This work addresses the joint optimization challenge of low-latency communication and high-precision sensing in integrated sensing and communication (ISAC) systems under dynamic multi-user scenarios, where cross-layer coupling between data traffic and queue states further complicates resource allocation. The paper introduces, for the first time, deep reinforcement learning (DRL) into cross-layer ISAC beam scheduling, leveraging sensing observations as a surrogate for explicit channel state information to enable buffer-aware and environment-adaptive resource management without prior knowledge of angle-of-departure (AoD). The proposed approach significantly reduces signaling overhead while closely approaching the performance of an ideal benchmark with perfect AoD side information, achieving substantial gains in system throughput with only marginal latency increase.
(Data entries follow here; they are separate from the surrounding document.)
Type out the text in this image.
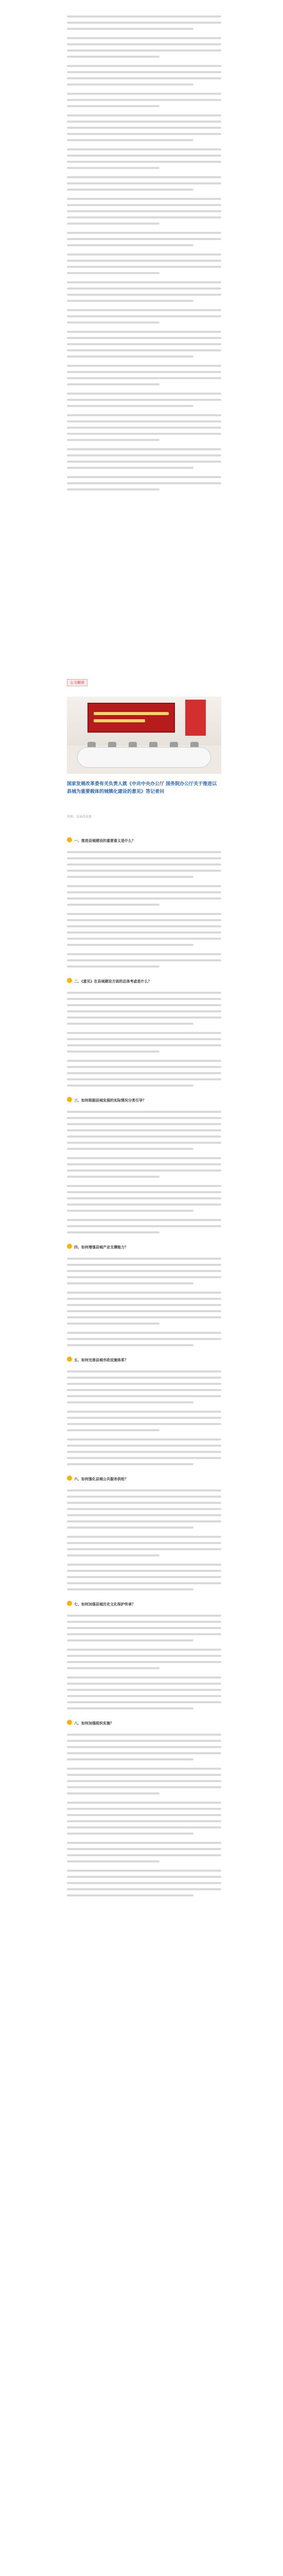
公文解读
国家发展改革委有关负责人就《中共中央办公厅 国务院办公厅关于推进以县城为重要载体的城镇化建设的意见》答记者问
来源：发展改革委
一、推进县城建设的重要意义是什么？
二、《意见》在县城建设方面的总体考虑是什么？
三、如何根据县城发展的实际情况分类引导？
四、如何增强县城产业支撑能力？
五、如何完善县城市政设施体系？
六、如何强化县城公共服务供给？
七、如何加强县城历史文化保护传承？
八、如何加强组织实施？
Resource allocation in integrated sensing and communication (ISAC) systems needs to be optimized to balance the requirements of the communication and sensing modules considering complicated cross-layer data traffic and queue status in dynamic multi-user environments. This paper studies the beam allocation for cross-layer ISAC that achieves low-latency communication and minimizes sensing parameters estimation error. To handle the complex coupling between practical data buffer dynamics and varying wireless channels, we propose a deep reinforcement learning (DRL)-assisted approach. Rather than relying on explicit channel state information, the DRL-assisted beam allocation reduces feedback overhead by leveraging sensing observations. Simulation results verify that the DRL framework effectively takes buffer status into account and adapts to the wireless environment while allocating resources. The proposed multi-beam scheme improves overall throughput with only modest delay increases. Finally, the DRL-assisted beam management achieves both communication and sensing performance close to that of the genie-aided benchmark with perfect angle-of-departure (AoD) knowledge. These contributions advance the state-of-the-art intelligent resource management for ISAC systems.